In this connection, it was important to stay on track with our message, and
to keep the message as broad as possible. We wanted "a pledge that you
couldn't not sign" -- one that created broad-stroke unity by transcending issues that might be cordially debatable in other contexts. For example, we stayed away from expressions like "hate crime," and focused on "hate."
People might disagree on what a hate crime is, but everyone agrees that hate
itself has no place in Charleston. This broad-stroke unity insured that WBC
was on one side of the issue, and everyone else -- and I mean EVERYONE else -- was on the other side: Democrats and Republicans, gays and straights, liberals and conservatives, organized labor and educators and religionists and atheists and law enforcement and politicians -- because the issue was hate, and there was only one side of that issue that any civilized person could be on.
We quickly learned the value of leveraging expressions of unity and
solidarity. For example, early support from the University of Charleston helped bring in the Mayor and, thus, the city. Support from the state Chamber of Commerce helped people to see that "hate is bad for business," and the AFL-CIO was next in line.

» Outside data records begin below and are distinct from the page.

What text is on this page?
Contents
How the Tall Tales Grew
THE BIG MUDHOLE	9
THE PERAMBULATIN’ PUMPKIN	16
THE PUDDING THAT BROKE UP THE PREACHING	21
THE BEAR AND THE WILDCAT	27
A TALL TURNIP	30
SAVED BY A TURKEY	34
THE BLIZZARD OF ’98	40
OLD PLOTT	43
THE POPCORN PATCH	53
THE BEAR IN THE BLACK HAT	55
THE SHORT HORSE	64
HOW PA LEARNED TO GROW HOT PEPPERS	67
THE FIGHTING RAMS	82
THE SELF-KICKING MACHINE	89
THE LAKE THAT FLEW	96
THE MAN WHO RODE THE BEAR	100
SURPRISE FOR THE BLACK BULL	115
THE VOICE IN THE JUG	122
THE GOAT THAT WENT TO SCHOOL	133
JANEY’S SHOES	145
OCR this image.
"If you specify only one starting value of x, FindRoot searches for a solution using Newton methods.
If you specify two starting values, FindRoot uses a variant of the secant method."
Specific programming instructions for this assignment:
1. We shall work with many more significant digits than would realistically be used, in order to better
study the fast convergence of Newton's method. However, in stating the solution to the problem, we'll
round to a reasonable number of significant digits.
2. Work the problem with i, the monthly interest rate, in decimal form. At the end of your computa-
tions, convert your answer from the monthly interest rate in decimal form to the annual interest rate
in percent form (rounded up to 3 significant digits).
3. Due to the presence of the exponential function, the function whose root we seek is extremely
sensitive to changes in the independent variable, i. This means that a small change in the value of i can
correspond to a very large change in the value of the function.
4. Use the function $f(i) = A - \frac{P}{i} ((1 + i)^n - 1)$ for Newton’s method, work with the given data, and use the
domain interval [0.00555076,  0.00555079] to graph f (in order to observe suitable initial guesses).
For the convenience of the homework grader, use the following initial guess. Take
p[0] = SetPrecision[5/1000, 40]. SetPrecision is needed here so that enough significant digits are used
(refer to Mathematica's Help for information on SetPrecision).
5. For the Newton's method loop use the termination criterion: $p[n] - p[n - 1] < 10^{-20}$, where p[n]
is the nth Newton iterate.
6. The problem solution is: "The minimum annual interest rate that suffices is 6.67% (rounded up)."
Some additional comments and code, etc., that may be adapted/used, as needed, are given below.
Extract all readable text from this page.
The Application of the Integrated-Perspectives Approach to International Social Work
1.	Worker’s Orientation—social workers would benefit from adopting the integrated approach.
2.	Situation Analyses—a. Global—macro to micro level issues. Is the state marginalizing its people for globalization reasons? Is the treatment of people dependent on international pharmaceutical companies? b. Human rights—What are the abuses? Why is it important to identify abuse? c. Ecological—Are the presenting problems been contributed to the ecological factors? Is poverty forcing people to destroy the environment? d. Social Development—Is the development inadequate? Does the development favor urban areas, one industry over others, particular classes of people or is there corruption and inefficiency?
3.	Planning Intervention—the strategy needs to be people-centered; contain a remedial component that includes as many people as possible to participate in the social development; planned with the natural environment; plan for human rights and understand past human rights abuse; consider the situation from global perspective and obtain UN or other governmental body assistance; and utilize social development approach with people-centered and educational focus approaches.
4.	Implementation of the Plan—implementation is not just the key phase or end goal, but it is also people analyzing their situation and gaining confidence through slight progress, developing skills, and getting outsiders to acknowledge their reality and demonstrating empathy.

One useful step I brought into our strategy was co-opting the expression, and the idea, of "community values." Most public school districts have developed "character education" qualities, also called "citizenship" (what we used to call "civics"). These keywords differ from one community to another, and the use of the local specifics -- with frank reference to the school system as the source, if that's helpful -- can bolster the feeling that "our community" offers no sanctuary to haters. These words might
include teamwork, cooperation, respect, integrity, honesty, etc. They arch over all religious, political, and ethnic boundaries and unite people effectively. Poke around your public school curricula and you'll find something similar. The wheel of community values need not be reinvented. Nor do we surrender that usage to the haters.
And of course, taking control of the conversation begins with control of the language itself. For (after all), when you come right down to it, what is WBC but a group of sex maniacs?
Message sent from:
Rabbi Jim Cohn
Temple Israel
Social inclusion
Congrats. Your effort was not easy but your three principles made you success because of social inclusion.
I wonder how could we get engaged in Mexico with Institutions and people, we had a hard work to do but it's worth.
I agree, the social inclusion
I agree, the social inclusion is a key part of the success of many communities who are coming together to stop hate. Do you think this inclusion is possible where you are? How is your situation different than what happened in West Virginia?